HAY QUE AMAR LA VOLUNTAD DIVINA

"Dios es caridad", dice San Juan. "Dios es la bondad por esencia", añadió San León, y, según la expresión del Apóstol, "nuestro Dios es como un fuego devorador (Hbr. 12, 29)", cuyas llamas o voluntades son beneficios para el hombre que las recibe con amor; porque del corazón de Dios o de su Voluntad nos vienen todos los bienes naturales y sobrenaturales.

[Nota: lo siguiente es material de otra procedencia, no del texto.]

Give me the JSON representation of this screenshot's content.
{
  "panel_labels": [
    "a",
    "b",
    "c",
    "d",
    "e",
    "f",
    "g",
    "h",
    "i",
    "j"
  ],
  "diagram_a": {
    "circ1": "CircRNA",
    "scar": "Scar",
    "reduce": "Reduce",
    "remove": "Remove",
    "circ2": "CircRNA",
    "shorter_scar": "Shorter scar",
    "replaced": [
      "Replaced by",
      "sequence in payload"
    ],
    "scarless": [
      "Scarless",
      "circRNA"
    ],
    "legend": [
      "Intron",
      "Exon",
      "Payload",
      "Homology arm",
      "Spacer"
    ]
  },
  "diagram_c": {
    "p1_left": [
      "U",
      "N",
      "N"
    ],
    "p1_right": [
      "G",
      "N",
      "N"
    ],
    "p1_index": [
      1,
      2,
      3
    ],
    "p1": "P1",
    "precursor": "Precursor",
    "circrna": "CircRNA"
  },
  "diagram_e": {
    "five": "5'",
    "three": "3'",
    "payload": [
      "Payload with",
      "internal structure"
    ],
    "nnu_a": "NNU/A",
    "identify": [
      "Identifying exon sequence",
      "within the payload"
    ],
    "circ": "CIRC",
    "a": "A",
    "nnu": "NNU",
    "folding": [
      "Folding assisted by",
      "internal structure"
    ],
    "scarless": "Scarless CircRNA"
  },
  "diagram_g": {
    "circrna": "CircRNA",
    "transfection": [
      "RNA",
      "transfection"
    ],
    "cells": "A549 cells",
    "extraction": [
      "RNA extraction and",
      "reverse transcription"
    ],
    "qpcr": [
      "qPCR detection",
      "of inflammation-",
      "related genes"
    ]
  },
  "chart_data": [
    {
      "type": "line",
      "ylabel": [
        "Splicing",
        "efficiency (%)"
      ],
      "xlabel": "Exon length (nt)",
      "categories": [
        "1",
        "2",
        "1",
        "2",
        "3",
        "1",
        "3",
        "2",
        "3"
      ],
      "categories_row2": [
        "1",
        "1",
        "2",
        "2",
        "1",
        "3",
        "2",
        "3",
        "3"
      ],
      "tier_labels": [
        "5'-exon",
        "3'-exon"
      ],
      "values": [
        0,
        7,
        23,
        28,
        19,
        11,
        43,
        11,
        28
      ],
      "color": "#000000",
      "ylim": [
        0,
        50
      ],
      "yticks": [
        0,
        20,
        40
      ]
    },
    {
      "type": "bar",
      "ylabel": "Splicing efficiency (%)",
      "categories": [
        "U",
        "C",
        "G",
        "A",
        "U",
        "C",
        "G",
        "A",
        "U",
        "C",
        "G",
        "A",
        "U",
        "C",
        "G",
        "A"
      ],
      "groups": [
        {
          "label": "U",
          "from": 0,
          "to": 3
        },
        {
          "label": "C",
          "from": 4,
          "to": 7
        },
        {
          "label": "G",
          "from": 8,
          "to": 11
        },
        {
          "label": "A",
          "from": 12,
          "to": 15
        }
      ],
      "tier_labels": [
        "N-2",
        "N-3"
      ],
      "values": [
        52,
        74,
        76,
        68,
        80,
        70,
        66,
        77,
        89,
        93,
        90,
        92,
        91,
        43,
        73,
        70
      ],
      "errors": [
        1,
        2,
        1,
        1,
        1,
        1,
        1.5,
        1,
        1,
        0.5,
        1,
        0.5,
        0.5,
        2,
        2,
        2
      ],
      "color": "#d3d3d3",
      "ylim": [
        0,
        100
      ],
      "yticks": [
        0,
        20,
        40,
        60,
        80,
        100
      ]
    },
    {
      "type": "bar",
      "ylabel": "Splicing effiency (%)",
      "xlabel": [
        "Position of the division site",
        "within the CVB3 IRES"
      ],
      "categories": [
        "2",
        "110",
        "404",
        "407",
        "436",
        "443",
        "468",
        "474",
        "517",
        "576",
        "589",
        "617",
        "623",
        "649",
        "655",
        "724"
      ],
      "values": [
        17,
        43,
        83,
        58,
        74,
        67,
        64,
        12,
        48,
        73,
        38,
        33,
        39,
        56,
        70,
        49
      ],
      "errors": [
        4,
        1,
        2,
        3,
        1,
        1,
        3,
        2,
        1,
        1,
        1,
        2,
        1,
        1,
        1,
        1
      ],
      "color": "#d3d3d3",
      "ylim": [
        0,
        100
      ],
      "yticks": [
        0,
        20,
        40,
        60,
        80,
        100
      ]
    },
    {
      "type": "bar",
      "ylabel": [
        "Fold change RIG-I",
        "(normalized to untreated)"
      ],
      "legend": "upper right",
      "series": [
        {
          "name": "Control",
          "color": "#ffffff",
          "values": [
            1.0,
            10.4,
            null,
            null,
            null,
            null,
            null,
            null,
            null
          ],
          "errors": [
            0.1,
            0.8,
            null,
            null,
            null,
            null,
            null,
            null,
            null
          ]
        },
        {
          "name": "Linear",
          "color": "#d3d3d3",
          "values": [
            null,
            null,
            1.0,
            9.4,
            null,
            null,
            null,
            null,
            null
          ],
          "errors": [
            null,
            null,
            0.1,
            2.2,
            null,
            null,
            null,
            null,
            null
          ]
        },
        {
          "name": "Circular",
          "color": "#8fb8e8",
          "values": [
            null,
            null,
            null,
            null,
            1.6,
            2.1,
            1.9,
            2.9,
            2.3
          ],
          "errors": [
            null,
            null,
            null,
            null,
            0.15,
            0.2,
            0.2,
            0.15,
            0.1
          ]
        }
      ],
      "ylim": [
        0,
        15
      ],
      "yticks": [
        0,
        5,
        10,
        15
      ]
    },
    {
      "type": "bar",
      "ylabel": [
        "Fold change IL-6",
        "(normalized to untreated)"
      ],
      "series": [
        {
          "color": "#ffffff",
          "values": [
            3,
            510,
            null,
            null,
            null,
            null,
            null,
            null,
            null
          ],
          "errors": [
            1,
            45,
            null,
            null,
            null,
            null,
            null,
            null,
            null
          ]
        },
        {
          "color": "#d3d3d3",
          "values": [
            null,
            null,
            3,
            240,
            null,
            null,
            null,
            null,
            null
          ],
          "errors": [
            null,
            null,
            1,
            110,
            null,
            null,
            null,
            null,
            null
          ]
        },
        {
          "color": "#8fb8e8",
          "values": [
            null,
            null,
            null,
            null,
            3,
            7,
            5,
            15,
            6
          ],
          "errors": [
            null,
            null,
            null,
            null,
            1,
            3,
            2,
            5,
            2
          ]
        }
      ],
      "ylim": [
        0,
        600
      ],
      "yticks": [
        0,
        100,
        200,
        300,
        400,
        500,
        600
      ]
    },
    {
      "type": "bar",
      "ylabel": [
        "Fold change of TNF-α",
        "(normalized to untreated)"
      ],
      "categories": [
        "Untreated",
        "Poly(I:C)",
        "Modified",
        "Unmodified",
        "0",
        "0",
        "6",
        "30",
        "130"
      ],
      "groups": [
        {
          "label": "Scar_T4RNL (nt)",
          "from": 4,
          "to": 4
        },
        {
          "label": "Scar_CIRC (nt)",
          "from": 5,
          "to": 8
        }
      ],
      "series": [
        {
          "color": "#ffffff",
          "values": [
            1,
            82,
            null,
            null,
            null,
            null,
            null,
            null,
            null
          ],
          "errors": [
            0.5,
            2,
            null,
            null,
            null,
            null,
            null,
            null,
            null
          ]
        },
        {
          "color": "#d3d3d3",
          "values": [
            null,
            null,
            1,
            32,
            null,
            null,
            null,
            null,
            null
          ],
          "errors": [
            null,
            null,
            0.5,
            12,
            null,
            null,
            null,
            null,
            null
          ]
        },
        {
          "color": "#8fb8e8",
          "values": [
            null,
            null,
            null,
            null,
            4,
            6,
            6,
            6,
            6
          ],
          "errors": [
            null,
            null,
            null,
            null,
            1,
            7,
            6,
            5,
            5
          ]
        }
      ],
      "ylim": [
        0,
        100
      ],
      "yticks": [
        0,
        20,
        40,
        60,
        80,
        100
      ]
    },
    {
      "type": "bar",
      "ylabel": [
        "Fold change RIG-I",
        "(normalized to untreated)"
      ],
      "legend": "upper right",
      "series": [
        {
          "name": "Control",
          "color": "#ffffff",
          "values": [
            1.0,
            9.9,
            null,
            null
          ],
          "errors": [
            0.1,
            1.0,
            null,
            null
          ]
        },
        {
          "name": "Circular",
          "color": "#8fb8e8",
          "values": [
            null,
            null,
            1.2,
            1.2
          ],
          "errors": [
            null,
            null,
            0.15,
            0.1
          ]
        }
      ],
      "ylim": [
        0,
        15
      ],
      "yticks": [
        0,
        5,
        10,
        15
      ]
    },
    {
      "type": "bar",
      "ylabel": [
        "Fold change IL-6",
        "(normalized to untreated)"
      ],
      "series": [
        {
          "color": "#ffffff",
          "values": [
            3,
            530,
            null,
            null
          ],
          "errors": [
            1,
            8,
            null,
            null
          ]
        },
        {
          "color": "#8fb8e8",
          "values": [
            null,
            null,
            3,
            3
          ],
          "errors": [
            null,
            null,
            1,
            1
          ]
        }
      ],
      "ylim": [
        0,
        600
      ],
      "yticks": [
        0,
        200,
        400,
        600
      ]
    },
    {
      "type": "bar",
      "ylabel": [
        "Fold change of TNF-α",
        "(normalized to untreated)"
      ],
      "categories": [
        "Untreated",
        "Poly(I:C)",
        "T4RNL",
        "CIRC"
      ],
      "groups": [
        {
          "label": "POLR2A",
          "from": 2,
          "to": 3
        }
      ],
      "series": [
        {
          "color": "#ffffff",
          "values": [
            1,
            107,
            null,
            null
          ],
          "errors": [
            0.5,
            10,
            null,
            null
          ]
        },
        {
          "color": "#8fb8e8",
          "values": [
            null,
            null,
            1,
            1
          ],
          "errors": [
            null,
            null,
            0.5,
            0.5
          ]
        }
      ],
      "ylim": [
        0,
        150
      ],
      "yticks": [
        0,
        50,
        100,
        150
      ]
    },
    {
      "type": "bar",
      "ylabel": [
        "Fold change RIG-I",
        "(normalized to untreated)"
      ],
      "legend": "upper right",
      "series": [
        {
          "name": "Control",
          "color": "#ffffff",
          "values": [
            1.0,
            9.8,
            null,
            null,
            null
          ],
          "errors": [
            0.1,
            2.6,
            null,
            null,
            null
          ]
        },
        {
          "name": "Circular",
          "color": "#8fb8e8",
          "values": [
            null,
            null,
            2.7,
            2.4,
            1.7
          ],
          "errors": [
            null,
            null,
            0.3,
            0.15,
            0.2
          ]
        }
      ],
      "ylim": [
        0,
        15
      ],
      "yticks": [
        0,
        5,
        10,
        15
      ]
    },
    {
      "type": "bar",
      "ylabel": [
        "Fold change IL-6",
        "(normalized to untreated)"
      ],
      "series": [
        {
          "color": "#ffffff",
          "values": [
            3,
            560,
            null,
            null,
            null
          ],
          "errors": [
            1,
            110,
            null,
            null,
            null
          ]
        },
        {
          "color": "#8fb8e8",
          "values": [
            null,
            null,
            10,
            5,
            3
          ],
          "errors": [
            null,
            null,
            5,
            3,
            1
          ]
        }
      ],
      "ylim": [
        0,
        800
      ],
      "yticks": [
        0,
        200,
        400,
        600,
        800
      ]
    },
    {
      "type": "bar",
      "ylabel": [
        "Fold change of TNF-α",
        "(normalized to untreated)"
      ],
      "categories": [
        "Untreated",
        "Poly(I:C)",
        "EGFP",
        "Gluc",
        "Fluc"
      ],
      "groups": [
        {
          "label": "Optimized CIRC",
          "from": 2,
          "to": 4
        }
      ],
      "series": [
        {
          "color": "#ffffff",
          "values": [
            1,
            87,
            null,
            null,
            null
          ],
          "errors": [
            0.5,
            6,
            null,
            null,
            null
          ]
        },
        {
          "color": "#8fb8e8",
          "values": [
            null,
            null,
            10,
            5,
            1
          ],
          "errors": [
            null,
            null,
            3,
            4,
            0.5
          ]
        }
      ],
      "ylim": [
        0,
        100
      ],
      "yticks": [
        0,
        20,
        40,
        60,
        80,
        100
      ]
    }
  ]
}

"Pero, se preguntan algunos, ¿cómo se explican las PENAS y  las tribulaciones de esta vida? ¿Son también beneficios?" Sí, lo son, según los designios de nuestro Padre celestial, que de ellas se vale para que alcancemos la felicidad santificándonos, y vayamos a la bienaventuranza eterna. No son los sucesos adversos los que traen la desgracia a las almas, sino su perversa voluntad, en oposición con la voluntad de Dios. Y aun cuando llevemos alguna cruz que nos parezca contraria al bien ESPIRITUAL, tal como la cruz de las tentaciones y desolaciones interiores, el daño que por ella suframos no nos vendrá de la prueba en sí, sino de las MALAS DISPOSICIONES de nuestra voluntad. Queriendo únicamente lo que Dios quiere, transformamos el mal en bien y el veneno en medicina. Nada, si obramos de esta manera, podría perjudicarnos, ni la rabia de los demonios, ni los planes de los malvados, ni menos las tribulaciones que nos envía la Providencia, ni las dificultades inherentes al cumplimiento de las órdenes de nuestros superiores.

¿Por qué tenemos la odiosa costumbre de echar la culpa de nuestras impaciencias, de nuestra desobediencia, a tal o cual persona, carácter o mandamiento? ¿No somos nosotros los únicos responsables, por el apego a nuestras propias ideas y a nuestros gustos? Porque, como dice San Pablo, "sabemos que todas las cosas contribuyen al bien de los que aman a Dios, de aquellos, digo, que él ha llamado según su decreto para ser santos (Rom. 8, 28)".

Luego si los acontecimientos no son ADVERSOS, si los defectos del prójimo nos quitan la paz, si el deber nos hace la vida amarga, culpemos de ello a NUESTRA VOLUNTAD, que no es dúctil ni sabe identificarse con la voluntad infinitamente sabia e infinitamente buena del Creador. El arroyuelo corre mansamente mientras no se sale de su cauce; pero cuando en una crecida quiere salirse de él, se enturbia, se encrespa, se hace ruidoso y se rompe contra las piedras y las rocas. Lo mismo acontece con nuestro corazón: cuando quiere salirse de su cauce, que es la voluntad divina, y no quiere someterse a ella, tropieza con mil obstáculos y termina herido, amargado, entristecido, atemorizado, desfallecido.

¡Oh Dios mío y Padre mío! Tú, que siempre quieres MI MAYOR BIEN, concédeme la gracia de colocar MI FELICIDAD en el amor y el cumplimiento perfecto de todos tus preceptos y en una entera sumisión a tu paternal Providencia. Me uno a Jesús y a María para conformarme en todo y sin cesar con tu divino beneplácito.